This section is from the book "Amateur Work Magazine Vol4". Also available from Amazon: Amateur Work.
One of the new and not uncommon dangers of modern life is that of getting in the way of a powerful current of electricity and receiving the entire discharge through the body. The effects of such a discharge vary, of course, with the strength of the current. There may be simply a sharp muscular contraction accompanied by a familiar, disagreeable sensation of an electric shock; these contractions may be repeated several times after the current has ceased, constituting true convulsions, or there may be a persistent continued muscular contraction. There may be suspended respiration while the heart continues to beat; both heart and respiration may cease, in which case death will speedily follow unless instant medical relief is at hand or in other cases death may be instantaneous.
The first care is, of course, to free the person from contact with the live wire, and here great caution is necessary, or the giver of assistance may share the fate of the one he is trying to help. He must himself be insulated before touching the victim's body, if the latter is still within the path of the current, and this is especially important if the accident has happened out of doors on a wet day. Care should be taken also not to let any part of the body other than the hands, or rather one hand, touch the electrified person.

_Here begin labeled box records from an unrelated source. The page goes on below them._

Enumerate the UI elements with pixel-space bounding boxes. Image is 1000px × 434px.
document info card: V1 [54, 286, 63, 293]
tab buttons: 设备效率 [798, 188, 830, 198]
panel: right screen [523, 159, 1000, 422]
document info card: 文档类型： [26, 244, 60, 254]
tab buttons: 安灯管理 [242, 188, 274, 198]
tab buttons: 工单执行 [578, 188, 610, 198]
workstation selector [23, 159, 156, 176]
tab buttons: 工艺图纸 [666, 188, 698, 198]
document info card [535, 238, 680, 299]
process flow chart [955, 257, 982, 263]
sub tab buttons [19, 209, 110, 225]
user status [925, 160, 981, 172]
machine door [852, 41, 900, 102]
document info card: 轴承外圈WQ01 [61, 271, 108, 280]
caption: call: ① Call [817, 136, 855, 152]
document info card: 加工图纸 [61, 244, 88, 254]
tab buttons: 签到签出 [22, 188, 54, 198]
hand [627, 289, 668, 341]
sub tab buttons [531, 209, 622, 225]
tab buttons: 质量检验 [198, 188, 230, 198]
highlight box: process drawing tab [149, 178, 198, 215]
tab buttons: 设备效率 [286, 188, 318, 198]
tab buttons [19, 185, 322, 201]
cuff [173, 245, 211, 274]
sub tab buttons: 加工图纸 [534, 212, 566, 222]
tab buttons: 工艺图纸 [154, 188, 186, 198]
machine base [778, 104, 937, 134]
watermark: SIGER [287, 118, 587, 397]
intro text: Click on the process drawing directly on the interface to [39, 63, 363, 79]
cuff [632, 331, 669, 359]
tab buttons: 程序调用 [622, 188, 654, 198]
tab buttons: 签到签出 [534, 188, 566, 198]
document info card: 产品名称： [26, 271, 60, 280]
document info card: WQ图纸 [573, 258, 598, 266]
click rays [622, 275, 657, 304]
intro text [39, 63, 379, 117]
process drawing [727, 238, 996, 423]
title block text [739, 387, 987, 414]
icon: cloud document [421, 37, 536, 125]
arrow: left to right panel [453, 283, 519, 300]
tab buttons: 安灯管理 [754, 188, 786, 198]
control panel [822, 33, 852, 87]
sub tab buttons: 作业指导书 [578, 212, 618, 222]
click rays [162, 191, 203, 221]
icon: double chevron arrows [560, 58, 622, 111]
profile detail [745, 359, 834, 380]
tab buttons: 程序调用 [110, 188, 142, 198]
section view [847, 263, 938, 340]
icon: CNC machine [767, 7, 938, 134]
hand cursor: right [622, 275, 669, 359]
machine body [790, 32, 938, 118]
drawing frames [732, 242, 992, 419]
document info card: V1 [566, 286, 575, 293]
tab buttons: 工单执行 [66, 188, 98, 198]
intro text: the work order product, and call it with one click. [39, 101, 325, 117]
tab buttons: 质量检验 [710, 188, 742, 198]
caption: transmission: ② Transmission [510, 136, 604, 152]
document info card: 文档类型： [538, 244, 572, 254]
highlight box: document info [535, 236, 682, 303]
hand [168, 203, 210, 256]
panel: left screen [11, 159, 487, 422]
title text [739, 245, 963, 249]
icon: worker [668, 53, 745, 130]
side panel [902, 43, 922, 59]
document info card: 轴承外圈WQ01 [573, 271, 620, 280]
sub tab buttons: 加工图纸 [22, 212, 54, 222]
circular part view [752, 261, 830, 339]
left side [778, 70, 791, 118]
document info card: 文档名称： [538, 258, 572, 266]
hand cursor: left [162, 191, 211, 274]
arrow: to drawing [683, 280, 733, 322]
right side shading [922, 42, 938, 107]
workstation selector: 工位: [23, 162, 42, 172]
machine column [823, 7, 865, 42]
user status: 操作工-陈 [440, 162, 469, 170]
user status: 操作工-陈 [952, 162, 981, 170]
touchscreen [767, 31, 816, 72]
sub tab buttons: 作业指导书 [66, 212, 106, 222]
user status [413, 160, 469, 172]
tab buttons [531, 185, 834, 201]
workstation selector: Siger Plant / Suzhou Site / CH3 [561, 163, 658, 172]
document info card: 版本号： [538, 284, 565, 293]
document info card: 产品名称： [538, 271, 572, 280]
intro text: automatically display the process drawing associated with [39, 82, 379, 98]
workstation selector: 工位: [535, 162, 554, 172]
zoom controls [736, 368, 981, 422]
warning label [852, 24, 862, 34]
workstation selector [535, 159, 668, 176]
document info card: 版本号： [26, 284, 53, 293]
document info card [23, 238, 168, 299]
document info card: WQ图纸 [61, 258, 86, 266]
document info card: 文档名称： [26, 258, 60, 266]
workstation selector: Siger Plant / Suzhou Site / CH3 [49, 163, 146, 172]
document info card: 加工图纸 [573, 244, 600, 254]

It may not be possible to pull the sufferer away from the source of electricity, and if not it will be necessary to make a short circuit by dropping a stiff wire or a metal tool of any kind over the live wire or cutting the wire.
Insulation is best obtained by rubber boots and gloves, but in the absence of these, standing on a folded coat or a woman's silk skirt and putting on thick wollen gloves or wrapping the hands in several folds of silk, woolen or cotton cloth, which of course must be dry. A dry board or several newspapers, or better still, both, may serve as an emergency insulat-ing stool.
When the victim has been freed from the current he should be placed so that he can have plenty of fresh air. In severe cases artificial respiration will almost always be needed, just as it is in cases of drowning, and an early resort to it may save a life that would otherwise inevitably be lost.